With their usual whitewash of history, they have disregarded more than ten years before Stalin and decades after, and all the lives destroyed and taken in that period. It may have peaked in the Stalin era, but it was neither created nor destroyed during his tenure.
7.17.2006 12:48pm
ys:
Ironies abound.

The Jewish "octogenarian" Mikhail Tanich had an extra long and successful career prior to the fall of the SU. His lyrics included lots of hits for neutral, humorous as well as official propaganda songs.

The "cossack" Tokarev was widely famous in Brighton Beach and all the Russian-speaking Jewish communities in the contiguous 48. In 1987 he provided entertainment for the manifestation of the Union of Organizations for Soviet Jewry on the steps of the US Capitol.
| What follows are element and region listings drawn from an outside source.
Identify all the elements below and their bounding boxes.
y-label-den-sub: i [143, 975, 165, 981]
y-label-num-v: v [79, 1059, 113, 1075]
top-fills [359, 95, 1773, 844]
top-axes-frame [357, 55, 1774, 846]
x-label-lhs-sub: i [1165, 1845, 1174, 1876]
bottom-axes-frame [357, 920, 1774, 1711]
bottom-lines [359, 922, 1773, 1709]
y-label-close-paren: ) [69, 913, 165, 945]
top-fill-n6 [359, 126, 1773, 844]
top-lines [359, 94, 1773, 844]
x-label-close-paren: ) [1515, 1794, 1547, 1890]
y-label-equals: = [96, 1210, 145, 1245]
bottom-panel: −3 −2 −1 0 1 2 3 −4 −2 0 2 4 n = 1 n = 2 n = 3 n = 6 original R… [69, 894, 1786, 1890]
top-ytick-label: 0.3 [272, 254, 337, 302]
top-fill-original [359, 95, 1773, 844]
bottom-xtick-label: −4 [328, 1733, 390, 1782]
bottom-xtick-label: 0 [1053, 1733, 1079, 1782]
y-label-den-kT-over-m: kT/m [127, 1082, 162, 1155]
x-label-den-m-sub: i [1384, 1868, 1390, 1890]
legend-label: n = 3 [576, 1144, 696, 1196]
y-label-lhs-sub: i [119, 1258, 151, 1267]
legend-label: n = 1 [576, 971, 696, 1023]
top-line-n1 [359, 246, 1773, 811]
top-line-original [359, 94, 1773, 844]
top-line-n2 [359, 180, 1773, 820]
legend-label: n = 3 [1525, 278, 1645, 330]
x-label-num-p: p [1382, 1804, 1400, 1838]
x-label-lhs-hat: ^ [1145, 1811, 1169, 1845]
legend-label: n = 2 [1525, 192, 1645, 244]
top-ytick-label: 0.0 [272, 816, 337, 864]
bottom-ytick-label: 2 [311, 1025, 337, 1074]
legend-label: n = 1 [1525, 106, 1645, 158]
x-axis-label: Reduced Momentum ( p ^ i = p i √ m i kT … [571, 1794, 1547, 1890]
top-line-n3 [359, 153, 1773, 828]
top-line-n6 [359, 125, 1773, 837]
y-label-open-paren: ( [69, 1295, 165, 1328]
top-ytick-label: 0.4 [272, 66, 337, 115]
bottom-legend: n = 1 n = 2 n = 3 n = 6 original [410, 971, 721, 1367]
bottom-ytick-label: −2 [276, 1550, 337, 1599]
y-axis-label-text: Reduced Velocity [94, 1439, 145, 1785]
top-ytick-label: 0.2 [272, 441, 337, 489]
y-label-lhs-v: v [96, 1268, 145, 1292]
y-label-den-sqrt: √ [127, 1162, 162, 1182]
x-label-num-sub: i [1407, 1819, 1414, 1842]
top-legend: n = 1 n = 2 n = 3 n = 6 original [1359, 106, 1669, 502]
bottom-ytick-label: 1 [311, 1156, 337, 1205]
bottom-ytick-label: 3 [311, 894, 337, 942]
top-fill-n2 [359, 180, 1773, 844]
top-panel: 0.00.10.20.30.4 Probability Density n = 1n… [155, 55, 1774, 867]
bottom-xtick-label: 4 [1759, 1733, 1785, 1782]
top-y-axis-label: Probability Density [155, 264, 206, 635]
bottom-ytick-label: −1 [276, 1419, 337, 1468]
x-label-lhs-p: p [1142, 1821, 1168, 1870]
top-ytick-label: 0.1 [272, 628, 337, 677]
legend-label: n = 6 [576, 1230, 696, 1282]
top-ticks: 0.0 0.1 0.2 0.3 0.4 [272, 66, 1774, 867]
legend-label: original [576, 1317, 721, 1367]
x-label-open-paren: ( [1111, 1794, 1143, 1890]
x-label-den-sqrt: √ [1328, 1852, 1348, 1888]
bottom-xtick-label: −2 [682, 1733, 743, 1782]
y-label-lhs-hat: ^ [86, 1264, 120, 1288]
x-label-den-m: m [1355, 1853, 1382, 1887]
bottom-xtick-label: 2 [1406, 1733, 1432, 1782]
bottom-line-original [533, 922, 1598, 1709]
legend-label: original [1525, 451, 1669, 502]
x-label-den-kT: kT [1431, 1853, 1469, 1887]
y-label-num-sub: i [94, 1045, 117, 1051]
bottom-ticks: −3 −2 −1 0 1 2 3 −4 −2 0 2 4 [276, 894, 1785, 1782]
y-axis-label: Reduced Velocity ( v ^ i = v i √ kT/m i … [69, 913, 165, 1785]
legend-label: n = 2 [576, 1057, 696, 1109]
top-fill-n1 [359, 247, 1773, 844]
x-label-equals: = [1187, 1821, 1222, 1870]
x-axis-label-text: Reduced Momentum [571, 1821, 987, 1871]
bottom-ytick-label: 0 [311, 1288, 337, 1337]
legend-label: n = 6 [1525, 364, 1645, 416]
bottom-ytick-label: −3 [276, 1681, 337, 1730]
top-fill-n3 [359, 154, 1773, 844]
The goal of the manifestation was to push for the emigration of all the refuseniks. Soon after, the floodgate of emigration was opened (not that Willy could get the credit for it personally - Gorbachev simply decided to sweep the the closet).

But frankly, Tanich's innocuous pop and even some official stuff, while no masterpieces, was of higher quality than Willy's production or Tanich's own latter day chanson ouevre.